La loi CLARITY et son impact sur le secteur bancaire
L’ancien président de la CFTC, Chris Giancarlo, a déclaré aux législateurs américains que la loi CLARITY n’est pas uniquement destinée à la cryptomonnaie, mais pourrait également jouer un rôle essentiel dans la stabilisation du secteur bancaire. Giancarlo, fervent défenseur de réglementations claires concernant les actifs numériques, a souligné que les entreprises de cryptomonnaie sont résilientes, car elles peuvent évoluer avec ou sans les banques, que ce soit aux États-Unis ou à l’étranger.
Il a mis en avant leur agilité à naviguer dans des zones grises réglementaires, bien que cela comporte des risques. En revanche, les banques font face à une réalité très différente. Liées à des systèmes hérités et à une surveillance stricte, elles ne peuvent pas pivoter ou se relocaliser facilement.
« Les banques ont besoin de cela plus que la cryptomonnaie n’a besoin de nous, »
a expliqué Giancarlo, notant qu’investir dans une infrastructure financière de nouvelle génération sans clarté juridique représente un pari à haut risque.
Les enjeux de la loi CLARITY pour les banques
Le PDG de Ripple, Brad Garlinghouse, a récemment ajouté une note d’optimisme, suggérant que la loi CLARITY pourrait être imminente, avec une porte réglementaire désormais grande ouverte. Ainsi, la loi CLARITY établirait des règles claires et applicables pour les actifs numériques dans la finance traditionnelle. Pour les banques, cela n’est pas optionnel ; sans certitude juridique, investir des milliards pour moderniser des systèmes hérités ou offrir des services liés à la cryptomonnaie devient presque impossible.
Giancarlo a souligné que les banques font face à une transition critique, car les systèmes analogiques obsolètes cèdent la place à une infrastructure numérique de pointe, qui ne peut prospérer dans un climat d’incertitude réglementaire. Il a averti que le manque de cadres juridiques clairs étouffe l’innovation dans la finance traditionnelle.
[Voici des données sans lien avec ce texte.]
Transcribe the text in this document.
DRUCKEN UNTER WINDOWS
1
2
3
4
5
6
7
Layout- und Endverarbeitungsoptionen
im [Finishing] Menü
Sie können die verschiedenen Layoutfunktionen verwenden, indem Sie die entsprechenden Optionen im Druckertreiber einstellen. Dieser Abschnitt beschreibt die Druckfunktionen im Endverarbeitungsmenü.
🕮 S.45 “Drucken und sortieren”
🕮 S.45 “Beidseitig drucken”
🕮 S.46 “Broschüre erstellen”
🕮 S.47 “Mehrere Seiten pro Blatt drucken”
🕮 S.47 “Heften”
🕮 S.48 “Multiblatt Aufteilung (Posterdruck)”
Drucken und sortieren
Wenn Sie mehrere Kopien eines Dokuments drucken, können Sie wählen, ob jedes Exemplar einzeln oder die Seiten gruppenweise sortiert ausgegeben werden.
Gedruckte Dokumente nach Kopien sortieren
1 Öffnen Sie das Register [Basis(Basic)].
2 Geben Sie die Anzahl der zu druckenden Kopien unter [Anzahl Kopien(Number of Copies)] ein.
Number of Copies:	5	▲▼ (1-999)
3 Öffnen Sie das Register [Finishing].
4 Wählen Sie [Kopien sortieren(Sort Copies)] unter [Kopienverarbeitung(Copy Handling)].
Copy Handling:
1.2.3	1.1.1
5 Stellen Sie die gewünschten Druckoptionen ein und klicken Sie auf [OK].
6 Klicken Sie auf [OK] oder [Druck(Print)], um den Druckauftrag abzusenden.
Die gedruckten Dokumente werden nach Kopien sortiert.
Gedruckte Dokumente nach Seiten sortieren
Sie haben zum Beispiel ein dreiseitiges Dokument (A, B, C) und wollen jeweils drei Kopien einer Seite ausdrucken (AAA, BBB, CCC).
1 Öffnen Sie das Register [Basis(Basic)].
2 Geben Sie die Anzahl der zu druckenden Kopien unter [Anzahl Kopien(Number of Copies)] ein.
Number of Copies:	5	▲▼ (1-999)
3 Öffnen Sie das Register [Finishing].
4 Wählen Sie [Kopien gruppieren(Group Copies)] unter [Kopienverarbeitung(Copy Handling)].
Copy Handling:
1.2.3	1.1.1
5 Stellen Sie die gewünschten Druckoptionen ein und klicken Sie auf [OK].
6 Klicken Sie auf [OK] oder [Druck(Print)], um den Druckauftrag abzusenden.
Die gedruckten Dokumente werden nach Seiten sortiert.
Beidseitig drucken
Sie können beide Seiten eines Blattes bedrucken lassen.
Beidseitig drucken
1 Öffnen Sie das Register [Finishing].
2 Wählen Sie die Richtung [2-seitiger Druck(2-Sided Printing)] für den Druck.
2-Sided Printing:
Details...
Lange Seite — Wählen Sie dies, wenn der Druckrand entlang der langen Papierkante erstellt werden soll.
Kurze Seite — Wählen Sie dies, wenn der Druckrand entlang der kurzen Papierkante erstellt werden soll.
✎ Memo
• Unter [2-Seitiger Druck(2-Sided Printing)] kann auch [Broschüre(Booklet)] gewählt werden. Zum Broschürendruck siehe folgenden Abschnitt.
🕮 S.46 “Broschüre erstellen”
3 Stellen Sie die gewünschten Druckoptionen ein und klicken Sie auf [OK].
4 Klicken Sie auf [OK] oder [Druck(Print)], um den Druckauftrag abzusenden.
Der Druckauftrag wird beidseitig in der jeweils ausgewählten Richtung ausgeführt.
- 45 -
Un appel à l’action pour les législateurs
Cela déplace le débat sur la réglementation de la cryptomonnaie. Bien que beaucoup d’attention ait été portée sur la manière dont les règles affectent les startups de cryptomonnaie, Giancarlo met en avant une image plus large : la stabilité et la compétitivité du système bancaire américain pourraient dépendre de la même législation. Les banques ont besoin de conseils juridiques clairs pour s’engager en toute sécurité avec les actifs numériques, sous peine de prendre du retard dans un paysage financier en évolution rapide.
Alors que les législateurs examinent la loi CLARITY, le message de Giancarlo est clair : il ne s’agit pas seulement de soutenir l’innovation dans le secteur de la cryptomonnaie, mais de permettre aux banques américaines d’embrasser l’avenir en toute confiance.
Le conseiller crypto de la Maison Blanche, Patrick Witt, soutient également la loi, avec des cotes de Polymarket pour une approbation en 2026 atteignant 70%. Les enjeux sont élevés. Sans clarté, les banques pourraient rester sur la touche, ralentissant l’adoption des fintechs et cédant du terrain aux concurrents mondiaux.
La loi CLARITY pourrait être plus qu’une simple solution pour la cryptomonnaie ; elle pourrait constituer le plan directeur pour moderniser le secteur bancaire américain. Sans la loi CLARITY, les banques américaines risquent d’être laissées pour compte dans la révolution des actifs numériques, incapables de financer l’infrastructure nécessaire pour la finance de demain.
Giancarlo avertit que la certitude réglementaire n’est pas seulement un avantage pour la cryptomonnaie, mais qu’elle est essentielle pour la stabilité, la compétitivité et la modernisation de l’ensemble du système bancaire. En effet, adopter la loi pourrait débloquer des milliards d’investissements, alimenter l’innovation et permettre aux banques traditionnelles de diriger en toute sécurité l’avenir de l’argent.